English Amiga Board - View Single Post - Optimizing the 68020+ 32-bit math

litwr · 29 April 2021, 08:36

Quote:

Originally Posted by Thomas Richter

That is NOT equivalent code. A DIVU.L dx,da:db is a 64 by 32 bit division. That's not what your code is doing. To emulate that on a machine without a 32-bit quotient, you need something like Algorithm D. And yes, that would be slower than a DIVU.L.

Well, it doesn't really matter too much. The major problem is here is the quotient size of 32 bit, and this requires a more complicated algorithm than a cascaded divu with has a quotient of 16 bit. A 32/16 full division with 32 remainder and 32 bit quotient is easy with divu, but a full 32/32 division requires "algorithm D" (or some other division algorithm) and is more complex than what is shown here.

Sorry I missed to show an important detail. It is all about 32/16 division with 32q:16r result. So the 68000 code is actually equivalent to the shorter 68020/30 code for this case.

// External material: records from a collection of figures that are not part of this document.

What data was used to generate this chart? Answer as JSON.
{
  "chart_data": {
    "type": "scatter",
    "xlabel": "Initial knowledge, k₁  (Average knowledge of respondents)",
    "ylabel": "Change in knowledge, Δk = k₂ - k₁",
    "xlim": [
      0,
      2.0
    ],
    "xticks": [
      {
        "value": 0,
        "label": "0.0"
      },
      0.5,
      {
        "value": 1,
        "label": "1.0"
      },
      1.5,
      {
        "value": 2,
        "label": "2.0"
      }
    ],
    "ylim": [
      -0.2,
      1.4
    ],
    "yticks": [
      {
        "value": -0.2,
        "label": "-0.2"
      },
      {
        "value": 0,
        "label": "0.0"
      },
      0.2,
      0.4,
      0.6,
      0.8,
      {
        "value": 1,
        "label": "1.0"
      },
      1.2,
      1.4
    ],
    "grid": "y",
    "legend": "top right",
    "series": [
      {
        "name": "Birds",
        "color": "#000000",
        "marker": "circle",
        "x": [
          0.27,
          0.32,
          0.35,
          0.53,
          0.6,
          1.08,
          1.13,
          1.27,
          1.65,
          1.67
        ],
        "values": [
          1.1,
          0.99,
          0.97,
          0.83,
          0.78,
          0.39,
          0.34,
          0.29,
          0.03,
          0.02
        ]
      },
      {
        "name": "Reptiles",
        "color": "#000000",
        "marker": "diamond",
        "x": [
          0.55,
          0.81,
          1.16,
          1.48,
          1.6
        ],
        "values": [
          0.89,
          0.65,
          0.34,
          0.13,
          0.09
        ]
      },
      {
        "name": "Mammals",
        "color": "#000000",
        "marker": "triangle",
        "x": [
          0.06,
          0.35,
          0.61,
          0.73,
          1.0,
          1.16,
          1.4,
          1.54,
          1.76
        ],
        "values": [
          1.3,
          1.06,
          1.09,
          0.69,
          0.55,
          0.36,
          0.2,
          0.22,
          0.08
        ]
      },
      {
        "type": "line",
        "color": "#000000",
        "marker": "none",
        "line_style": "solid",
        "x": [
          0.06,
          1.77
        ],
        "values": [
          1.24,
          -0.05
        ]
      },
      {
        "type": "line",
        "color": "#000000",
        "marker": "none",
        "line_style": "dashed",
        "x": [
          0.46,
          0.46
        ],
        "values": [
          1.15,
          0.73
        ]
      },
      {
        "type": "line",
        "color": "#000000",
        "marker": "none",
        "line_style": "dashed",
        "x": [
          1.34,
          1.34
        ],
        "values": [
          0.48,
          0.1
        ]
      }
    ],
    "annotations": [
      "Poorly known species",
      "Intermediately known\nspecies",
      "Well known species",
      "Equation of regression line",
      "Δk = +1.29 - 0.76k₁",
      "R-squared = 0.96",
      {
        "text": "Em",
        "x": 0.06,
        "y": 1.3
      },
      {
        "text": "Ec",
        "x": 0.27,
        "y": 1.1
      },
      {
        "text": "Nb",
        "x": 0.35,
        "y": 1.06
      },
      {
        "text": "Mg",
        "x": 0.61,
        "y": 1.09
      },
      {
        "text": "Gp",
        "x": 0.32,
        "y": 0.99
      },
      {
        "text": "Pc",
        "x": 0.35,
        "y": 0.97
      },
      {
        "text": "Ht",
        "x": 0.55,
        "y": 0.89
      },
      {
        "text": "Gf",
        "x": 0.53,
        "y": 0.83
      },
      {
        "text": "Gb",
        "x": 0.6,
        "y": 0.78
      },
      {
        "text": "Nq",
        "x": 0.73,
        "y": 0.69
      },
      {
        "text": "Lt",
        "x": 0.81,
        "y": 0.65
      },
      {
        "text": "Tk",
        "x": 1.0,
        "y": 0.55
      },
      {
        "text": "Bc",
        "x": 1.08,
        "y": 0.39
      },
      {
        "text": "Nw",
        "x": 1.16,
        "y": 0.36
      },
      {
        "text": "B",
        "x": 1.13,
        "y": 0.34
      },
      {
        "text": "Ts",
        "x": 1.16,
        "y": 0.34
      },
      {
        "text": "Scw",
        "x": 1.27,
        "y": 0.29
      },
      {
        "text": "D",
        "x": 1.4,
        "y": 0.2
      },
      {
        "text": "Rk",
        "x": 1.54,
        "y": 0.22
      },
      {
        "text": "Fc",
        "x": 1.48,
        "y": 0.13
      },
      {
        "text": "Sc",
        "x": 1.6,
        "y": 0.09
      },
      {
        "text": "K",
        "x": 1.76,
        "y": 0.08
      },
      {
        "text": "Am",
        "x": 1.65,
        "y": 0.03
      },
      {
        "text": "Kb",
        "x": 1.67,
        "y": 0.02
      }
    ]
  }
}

Indeed, as it was noted by a/b the DIVUL instruction is used, so, anyway, we have 32/32 division instruction, not 64/32.

Quote:

Originally Posted by a/b

Well, he's not using divu.L, it's divuL(.L) which is 32/32 -> 32:32.
I didn't look too closely at this because... Don't really want to start any flame wars but that code nearly gave me cancer. *Every* single instruction that should have a size specifier (because of multiple valid options), and there's almost a dozen of them is that short clip, doesn't have it. And moveq, which is *always* a longword operation and doesn't ever need it, has it.
When I see that I just check out. Having to decipher M68K code because it's butchered so badly is not my idea of fun. I mean, it's OK when it's some fresh guy who's still learning the basics and does all kind of stuff, we all did that at some point, but this... Nothing personal, I just don't understand why would anyone write so ambiguous code: it's more error prone, less portable, others have to waste time figuring out what you wanted to do, ...

It is impossible to please everyone. It is quite common to skip .w qualifier. You can find proofs for this in many books. However I can try to make the code specifically for your tastes.
68020/30:

Code:

     divul.l d4,d7:d6
     move.w d7,(a3)

68000:

Code:

     moveq.l #0,d7
     divu.w d4,d6
     bvc .div32no

     swap d6
     move.w d6,d7
     divu.w d4,d7
     swap d7
     move.w d7,d6
     swap d6
     divu.w d4,d6
.div32no
     move.w d6,d7
     clr.w d6
     swap d6
     move.w d6,(a3)

68020/30 (improved):

Code:

     moveq.l #0,d7
     divu.w d4,d6
     bvc .div32no

     divul.l d4,d7:d6
     move.w d7,(a3)     ;r[i] <- d%b
     bra .div32f

.div32no
     move.w d6,d7
     clr.w d6
     swap d6
     move.w d6,(a3)     ;r[i] <- d%b
.div32f

I hope it is ok for you now. And I can assure you that if your text was less poisonous the result would be the same.

However I almost sure that it is impossible to optimize this 68020/30 division better than I show in my improved code.

It is interesting that I could optimize the 80386 code for the same case.
The initial 80386 code

Code:

         div esi
         mov [si+ra+1],dx

The optimized 80386 code (it gives even a larger gain on the 80486)

Code:

         rol eax,16
         cmp ax,si
         jnc .lx

         mov dx,ax
         shr eax,16
         div si
.lxc:    mov [si+ra+1],dx

Code:

.lx:     rol eax,16
         div esi
         jmp .lxc

Indeed it is rather a complex optimization but I had a hope that the Amiga experts can know some 68k tricks which I missed.